Trekking into remote areas in search of shack villages built beyond the main roads, the team designates areas of need and coordinates the logistics of how to organize thousands of people into workable groups to put up tents, distribute food and water, and provide medical aid. The teams can only work in the field for two weeks before needing to return to the Dominican Republic to resupply.

In these outdoor bed-sheet cities, security remains very limited especially at night when women and children are most vulnerable. Pierre says that she has not seen the U.S. military visit the “tent cities” at night, despite the fact that the soldiers are well armed and able.

“They are not providing the security that was promised,” Pierre says, noting incidents of beatings, thefts and rapes of women. “What this does is to compile the emotional trauma onto an already devastated community.” In response, MUDHA takes on the challenge of organizing sustainable security efforts in the aid camps.

Pierre’s team is also providing emotional and psychological support.

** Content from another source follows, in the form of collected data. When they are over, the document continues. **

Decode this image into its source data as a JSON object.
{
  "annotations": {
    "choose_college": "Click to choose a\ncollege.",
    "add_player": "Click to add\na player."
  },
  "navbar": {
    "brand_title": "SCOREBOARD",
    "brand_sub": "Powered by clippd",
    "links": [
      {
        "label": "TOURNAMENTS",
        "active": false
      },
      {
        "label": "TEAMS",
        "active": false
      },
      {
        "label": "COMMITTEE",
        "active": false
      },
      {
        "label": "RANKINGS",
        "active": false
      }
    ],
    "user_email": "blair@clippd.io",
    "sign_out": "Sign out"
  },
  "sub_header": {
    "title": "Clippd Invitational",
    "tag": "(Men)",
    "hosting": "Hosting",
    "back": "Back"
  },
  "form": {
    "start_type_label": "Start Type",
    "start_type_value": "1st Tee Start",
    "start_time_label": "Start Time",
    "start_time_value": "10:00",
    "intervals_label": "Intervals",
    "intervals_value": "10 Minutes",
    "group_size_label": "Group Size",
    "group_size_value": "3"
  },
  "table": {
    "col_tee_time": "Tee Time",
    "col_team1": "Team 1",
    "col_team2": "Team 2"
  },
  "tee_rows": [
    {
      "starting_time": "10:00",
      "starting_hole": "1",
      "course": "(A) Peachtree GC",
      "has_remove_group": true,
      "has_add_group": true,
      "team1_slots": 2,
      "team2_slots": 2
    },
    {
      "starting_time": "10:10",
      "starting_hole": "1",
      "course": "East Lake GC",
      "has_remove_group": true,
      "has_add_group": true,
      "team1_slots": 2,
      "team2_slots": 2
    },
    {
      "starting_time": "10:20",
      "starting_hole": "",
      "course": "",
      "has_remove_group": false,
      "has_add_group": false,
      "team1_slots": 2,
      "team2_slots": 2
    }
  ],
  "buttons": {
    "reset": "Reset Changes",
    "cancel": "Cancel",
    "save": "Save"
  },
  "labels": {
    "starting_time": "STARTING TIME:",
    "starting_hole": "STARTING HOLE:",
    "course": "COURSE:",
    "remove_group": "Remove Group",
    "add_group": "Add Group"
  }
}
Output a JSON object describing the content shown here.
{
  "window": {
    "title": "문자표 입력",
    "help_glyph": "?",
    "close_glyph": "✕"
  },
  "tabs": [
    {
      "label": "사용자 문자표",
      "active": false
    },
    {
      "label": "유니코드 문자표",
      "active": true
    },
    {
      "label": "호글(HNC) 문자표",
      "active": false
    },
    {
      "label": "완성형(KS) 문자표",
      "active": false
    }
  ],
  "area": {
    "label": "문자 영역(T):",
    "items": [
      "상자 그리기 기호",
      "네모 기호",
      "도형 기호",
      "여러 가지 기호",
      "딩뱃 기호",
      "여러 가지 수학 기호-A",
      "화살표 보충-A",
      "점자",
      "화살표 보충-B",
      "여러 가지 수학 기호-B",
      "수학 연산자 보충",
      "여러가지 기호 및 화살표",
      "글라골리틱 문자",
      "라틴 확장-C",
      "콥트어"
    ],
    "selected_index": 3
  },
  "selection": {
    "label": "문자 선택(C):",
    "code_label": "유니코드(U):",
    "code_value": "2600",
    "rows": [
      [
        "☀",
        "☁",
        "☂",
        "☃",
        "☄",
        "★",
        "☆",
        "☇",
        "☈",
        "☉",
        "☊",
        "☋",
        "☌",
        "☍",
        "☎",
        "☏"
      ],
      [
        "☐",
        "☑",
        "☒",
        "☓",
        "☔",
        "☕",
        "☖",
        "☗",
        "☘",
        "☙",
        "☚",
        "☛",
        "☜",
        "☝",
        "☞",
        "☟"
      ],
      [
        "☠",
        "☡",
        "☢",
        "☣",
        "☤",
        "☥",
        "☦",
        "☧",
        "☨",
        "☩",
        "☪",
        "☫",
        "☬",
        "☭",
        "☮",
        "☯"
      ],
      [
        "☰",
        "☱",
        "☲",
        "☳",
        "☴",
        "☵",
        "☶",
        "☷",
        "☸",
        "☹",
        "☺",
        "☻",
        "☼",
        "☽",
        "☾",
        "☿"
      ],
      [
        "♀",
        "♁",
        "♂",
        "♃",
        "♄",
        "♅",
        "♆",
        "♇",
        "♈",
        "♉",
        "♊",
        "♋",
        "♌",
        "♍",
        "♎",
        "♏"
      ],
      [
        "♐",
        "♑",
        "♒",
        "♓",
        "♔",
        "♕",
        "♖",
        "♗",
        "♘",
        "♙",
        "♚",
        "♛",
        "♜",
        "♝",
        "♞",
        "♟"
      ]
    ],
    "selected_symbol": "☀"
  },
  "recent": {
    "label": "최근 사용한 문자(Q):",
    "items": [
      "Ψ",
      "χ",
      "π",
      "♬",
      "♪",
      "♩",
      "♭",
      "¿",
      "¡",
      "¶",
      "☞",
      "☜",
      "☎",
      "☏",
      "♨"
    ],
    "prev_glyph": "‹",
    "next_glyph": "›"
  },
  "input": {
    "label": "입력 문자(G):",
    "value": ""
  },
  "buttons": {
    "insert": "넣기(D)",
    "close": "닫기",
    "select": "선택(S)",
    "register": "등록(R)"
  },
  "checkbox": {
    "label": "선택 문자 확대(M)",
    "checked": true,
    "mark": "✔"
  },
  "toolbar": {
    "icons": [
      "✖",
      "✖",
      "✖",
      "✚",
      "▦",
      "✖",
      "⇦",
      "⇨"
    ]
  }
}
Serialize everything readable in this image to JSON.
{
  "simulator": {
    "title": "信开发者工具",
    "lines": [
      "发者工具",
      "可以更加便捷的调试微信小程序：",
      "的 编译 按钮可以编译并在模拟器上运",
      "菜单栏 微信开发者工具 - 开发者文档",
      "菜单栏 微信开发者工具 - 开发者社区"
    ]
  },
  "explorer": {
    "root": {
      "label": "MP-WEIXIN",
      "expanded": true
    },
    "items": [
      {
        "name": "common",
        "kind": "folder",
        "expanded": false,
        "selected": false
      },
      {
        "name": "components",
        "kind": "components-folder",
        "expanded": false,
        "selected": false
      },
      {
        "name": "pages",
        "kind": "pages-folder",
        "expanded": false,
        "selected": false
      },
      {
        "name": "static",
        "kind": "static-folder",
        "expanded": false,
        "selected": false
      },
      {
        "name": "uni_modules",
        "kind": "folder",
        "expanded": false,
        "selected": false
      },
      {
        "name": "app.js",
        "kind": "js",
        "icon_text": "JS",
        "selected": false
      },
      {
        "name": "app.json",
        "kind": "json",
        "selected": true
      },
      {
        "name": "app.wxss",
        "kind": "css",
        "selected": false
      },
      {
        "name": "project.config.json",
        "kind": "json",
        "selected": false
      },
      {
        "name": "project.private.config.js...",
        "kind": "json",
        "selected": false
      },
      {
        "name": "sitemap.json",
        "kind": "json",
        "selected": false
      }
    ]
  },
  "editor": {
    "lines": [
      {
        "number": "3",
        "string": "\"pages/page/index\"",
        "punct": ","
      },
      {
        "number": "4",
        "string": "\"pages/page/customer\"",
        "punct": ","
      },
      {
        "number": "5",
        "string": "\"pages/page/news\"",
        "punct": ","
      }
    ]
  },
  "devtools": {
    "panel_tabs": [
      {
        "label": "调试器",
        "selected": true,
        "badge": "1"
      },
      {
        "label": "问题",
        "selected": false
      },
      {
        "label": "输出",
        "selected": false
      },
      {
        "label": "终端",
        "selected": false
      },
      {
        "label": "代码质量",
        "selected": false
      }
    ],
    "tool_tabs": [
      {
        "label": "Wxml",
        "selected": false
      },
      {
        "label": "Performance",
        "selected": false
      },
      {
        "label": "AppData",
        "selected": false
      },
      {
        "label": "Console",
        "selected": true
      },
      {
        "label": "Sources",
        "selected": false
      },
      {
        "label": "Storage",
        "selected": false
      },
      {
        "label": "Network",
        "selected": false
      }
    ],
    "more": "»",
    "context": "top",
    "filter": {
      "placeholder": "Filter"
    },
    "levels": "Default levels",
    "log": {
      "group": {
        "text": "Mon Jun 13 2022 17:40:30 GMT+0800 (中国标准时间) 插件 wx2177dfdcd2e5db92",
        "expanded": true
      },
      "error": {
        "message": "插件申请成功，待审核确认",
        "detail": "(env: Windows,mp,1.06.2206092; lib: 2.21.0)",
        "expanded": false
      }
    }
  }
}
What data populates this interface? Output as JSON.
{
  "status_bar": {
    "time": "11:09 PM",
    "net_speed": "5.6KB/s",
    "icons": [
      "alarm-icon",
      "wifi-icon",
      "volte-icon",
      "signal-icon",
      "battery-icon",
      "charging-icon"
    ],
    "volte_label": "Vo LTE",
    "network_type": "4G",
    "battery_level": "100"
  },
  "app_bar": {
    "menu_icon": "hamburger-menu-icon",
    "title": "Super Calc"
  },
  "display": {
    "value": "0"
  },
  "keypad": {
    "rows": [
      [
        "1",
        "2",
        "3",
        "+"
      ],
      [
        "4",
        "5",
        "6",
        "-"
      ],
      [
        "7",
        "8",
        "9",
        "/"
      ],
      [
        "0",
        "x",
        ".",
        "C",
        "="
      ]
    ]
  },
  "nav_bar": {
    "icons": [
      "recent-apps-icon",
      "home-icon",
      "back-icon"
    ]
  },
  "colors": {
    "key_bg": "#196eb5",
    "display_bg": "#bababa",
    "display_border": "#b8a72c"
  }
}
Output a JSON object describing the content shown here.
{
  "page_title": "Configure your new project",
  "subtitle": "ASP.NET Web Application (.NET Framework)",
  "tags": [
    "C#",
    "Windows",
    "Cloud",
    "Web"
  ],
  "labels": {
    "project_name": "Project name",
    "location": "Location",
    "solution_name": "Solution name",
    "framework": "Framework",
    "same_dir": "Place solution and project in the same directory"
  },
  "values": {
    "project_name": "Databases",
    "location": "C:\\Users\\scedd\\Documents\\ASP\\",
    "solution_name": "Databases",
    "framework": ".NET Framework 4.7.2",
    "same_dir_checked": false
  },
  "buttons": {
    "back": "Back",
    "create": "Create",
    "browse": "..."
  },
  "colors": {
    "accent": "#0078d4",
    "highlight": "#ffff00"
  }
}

Along with providing counseling, the team organizes soccer, volleyball and domino tournaments. “Reintroducing them to daily activities is paramount after a trauma-inducing experience such as this,” Pierre says.

Having lost their parents, the children in the makeshift orphanages are in urgent need of surrogate care, a huge undertaking for temporary volunteers. At night, the kids do not want to sleep alone. “We take turns lying down with them, holding them in our arms—keeping them from crying, helping them to fall asleep. The smaller ones, unable to understand that the sheets would not crush them, kept asking whether the walls would come tumbling down. “The most difficult moments are those times when we have to leave the camps.” Pierre says, “Many of the children are sobbing and run to hide.”

These stories of need coming out of Haiti have sparked a wave of solidarity. In New York City, home of some of the largest populations of Haitians and Dominicans outside of the island, various groups have converged to offer support to these grassroots initiatives on the ground.

One such group, The Haiti Support Committee, seeks to provide supplies and funding needed to keep afloat organizations like MUDHA and Fundación Todo por la Salud, which organizes medical missions to impoverished towns in Haiti. Alba Mota, a committee coordinator, says they are organizing a March 27 fundraiser for the two organizations.

“We hope to build a bridge and show solidarity with organizations working in Haiti,” Mota says.